Antes de oferecer os títulos de um ano, porém, o BC vai consultar o mercado para checar se haverá interesse e exigir que os bancos empenhem a palavra, confirmando a disposição de comprá-los. A consulta prévia do mercado é um dos 21 pontos do pacote editado ontem pelo BC e pelo Tesouro para tentar alongar o prazo de vencimento de sua dívida prefixada. Por enquanto, ainda estamos travando a batalha dos seis meses, disse o diretor de Política Monetária do Banco Central, Luiz Fernando Figueiredo, referindo-se a um leilão realizado ontem com papéis de seis meses.
Os títulos prefixados tiveram a credibilidade arranhada pela primeira vez durante a crise asiática, em 1997, quando o BC duplicou os juros para enfrentar um ataque especulativo à moeda nacional. Os bancos que tinham esses papéis sofreram pesados prejuízos, pois os juros dos prefixados não acompanham os juros do mercado.
Em maio de 1998, quando a crise russa deu seus primeiros sinais, o mercado passou a rejeitar completamente os prefixados, com receio de prejuízos com uma nova alta de juros. Os investidores passaram a dar preferência aos pós-fixados, cuja remuneração acompanha as altas e baixas de juros do BC. Desde março passado o BC vem, aos poucos, tentando convencer o mercado a voltar comprar prefixados.

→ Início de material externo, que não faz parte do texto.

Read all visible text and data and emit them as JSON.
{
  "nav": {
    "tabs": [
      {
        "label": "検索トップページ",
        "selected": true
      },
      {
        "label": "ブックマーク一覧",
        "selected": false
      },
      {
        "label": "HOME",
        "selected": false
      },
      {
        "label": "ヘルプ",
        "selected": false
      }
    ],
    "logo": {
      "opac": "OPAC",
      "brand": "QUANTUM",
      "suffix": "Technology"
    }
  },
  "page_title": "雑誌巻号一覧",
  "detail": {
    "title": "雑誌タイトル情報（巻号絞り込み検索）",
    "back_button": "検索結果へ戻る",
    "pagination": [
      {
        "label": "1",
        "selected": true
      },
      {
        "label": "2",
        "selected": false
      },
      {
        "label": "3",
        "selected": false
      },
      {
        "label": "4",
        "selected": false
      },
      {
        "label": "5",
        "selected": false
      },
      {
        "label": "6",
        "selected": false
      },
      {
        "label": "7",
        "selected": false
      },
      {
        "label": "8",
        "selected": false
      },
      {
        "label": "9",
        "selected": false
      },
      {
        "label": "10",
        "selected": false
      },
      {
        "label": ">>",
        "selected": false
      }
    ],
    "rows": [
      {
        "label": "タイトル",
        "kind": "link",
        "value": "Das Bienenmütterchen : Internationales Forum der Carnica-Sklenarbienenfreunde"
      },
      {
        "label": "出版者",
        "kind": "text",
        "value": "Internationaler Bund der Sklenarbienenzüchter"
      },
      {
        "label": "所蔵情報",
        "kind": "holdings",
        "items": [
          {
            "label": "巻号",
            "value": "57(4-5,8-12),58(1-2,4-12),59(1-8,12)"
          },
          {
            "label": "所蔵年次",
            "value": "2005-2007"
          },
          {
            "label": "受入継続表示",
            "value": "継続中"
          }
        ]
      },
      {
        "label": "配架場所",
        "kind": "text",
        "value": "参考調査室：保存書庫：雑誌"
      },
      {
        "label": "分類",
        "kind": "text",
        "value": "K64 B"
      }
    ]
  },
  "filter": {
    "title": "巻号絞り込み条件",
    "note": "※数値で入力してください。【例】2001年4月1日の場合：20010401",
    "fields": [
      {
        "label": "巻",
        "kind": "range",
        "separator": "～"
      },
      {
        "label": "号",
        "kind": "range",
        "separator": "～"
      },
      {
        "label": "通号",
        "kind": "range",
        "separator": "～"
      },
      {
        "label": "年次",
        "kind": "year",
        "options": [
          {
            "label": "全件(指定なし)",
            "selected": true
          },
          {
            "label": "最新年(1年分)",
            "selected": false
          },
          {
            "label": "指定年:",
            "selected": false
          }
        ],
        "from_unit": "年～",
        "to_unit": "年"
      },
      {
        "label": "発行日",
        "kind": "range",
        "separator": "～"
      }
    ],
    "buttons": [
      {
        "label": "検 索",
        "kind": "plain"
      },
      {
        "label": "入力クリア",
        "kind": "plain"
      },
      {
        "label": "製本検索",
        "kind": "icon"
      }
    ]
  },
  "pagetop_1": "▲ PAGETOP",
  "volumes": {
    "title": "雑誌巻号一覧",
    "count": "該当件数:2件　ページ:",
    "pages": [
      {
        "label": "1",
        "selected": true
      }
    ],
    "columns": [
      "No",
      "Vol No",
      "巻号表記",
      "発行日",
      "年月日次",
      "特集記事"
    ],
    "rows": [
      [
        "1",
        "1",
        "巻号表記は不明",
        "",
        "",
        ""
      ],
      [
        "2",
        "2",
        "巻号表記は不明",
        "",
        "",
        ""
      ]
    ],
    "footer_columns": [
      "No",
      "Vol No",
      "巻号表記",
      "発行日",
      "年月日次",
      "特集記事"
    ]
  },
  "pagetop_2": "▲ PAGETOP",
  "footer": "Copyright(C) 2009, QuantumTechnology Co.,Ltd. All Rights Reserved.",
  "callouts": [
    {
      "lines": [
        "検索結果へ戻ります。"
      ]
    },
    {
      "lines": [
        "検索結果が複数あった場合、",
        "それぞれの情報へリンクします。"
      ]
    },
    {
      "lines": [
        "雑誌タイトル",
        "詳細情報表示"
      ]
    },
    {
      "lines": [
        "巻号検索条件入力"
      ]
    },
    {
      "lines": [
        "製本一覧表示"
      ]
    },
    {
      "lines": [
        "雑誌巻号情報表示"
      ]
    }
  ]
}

A princípio, os papéis foram vendidos com prazo de um mês. Hoje, já há títulos de seis meses, embora com alto custo para os cofres públicos. O governo vem pagando elevado prêmio nos títulos prefixados, disse o secretário-adjunto do Tesouro, Isac Zaguri, ao anunciar as medidas.
Ele afirmou, porém, que o Tesouro não fez nenhuma estimativa de quanto poderá economizar com o pacote. As medidas de ontem têm o objetivo de dar maior transparência sobre as taxas do mercado de títulos prefixados e minimizar os riscos de quem opta por esse tipo de investimento.
Dirigentes de entidades que representam o mercado receberam bem as medidas. O governo resolveu colocar em prática medidas que estamos propondo há cinco ou seis anos, disse Concetto Mazzarella, presidente da Andima (Associação Nacional das Instituições do Mercado Aberto).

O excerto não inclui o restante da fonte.